That little something of flavor that I’d been thinking about for the past 2 dishes finally clicked in my brain and I felt pretty dumb for not realizing it sooner.  That flavor that had progressed from nuanced in the bread to assertive in the prawns was from the grill and the charcoals.  How could something so simple, so rudimentary, so primal provide such a complex flavor and aroma?

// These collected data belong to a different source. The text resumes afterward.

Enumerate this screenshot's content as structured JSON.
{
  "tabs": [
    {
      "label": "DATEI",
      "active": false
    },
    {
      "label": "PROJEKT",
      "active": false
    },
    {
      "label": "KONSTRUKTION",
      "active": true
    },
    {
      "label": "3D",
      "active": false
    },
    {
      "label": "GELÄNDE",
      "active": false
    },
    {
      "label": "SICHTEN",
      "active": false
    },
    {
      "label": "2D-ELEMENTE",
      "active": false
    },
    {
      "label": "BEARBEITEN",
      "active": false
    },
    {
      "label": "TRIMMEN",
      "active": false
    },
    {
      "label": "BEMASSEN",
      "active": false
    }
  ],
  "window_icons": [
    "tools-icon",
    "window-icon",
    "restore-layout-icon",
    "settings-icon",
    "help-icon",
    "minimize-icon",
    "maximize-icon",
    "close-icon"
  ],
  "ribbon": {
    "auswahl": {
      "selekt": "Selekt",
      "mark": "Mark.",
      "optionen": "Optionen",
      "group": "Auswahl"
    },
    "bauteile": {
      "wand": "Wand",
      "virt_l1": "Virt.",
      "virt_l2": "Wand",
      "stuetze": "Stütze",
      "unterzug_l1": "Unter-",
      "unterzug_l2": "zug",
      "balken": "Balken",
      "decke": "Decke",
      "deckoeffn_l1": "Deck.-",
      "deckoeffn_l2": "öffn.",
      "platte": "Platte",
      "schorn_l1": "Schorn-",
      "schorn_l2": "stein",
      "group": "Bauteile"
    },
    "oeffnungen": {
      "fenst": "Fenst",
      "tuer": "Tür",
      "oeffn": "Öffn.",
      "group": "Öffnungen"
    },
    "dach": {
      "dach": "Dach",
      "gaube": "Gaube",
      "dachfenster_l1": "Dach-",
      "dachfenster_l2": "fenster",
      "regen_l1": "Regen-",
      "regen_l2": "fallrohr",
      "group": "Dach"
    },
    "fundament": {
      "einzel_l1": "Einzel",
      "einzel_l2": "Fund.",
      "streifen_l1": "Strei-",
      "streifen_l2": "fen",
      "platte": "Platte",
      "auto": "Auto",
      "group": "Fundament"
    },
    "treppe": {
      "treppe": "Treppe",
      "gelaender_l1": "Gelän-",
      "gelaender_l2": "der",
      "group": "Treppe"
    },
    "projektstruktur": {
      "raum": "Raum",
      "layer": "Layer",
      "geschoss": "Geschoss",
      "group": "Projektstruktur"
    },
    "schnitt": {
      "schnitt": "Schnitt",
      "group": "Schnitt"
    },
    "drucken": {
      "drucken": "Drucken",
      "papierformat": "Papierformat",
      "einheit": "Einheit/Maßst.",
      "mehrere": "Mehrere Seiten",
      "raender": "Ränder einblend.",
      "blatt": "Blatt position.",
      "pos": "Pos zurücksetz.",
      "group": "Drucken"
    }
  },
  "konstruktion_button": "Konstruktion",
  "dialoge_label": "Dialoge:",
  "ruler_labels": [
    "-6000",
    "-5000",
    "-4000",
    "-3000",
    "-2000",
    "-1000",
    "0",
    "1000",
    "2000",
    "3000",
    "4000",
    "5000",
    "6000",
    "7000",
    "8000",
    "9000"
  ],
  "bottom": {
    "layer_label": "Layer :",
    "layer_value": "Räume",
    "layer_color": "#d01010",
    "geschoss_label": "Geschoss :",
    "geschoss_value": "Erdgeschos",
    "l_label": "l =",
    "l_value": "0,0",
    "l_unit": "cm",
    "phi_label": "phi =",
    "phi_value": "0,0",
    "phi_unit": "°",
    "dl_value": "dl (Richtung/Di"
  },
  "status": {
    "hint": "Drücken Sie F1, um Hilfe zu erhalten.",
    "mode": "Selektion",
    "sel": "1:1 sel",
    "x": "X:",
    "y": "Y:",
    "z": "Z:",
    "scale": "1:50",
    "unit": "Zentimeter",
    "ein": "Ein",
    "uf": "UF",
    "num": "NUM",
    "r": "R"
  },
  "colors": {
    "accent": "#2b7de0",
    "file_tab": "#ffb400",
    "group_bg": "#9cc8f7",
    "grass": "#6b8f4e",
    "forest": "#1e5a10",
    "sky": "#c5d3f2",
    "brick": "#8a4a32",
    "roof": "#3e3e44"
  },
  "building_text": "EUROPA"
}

Smokey without the darkness.  Crisp and clean.  Light and refreshing.  These were the words that ran through my head when I made the connection between the new flavor I was experiencing.  When you think about something being grilled and having a smoky flavor, rarely are those mental flavors light, clean, and refreshing.  Another word, well acronym, that came to mind was YMCA.  For reasons I can’t explain, that magnificent Etxebarri flavor reminded me of how an over-chlorinated YMCA swimming pool smells like in the best way possible.  I think that thought was triggered because both things are clean.  Perhaps I’m totally wrong, but I was happy to have made some type of memory reference with the food even if it was unintentional.


Sea Cucumber

Out of all the dishes, none had more of that intense Etxebarri flavor from the grill and charcoals than the sea cucumber.  It wasn’t too surprising since the sea cucumber was essentially grilled directly on the coals.  The sea cucumbers are placed in a shallow wire basket such that the sides of the flesh are flush with the basket walls.  Then, the basket is placed directly onto the coals.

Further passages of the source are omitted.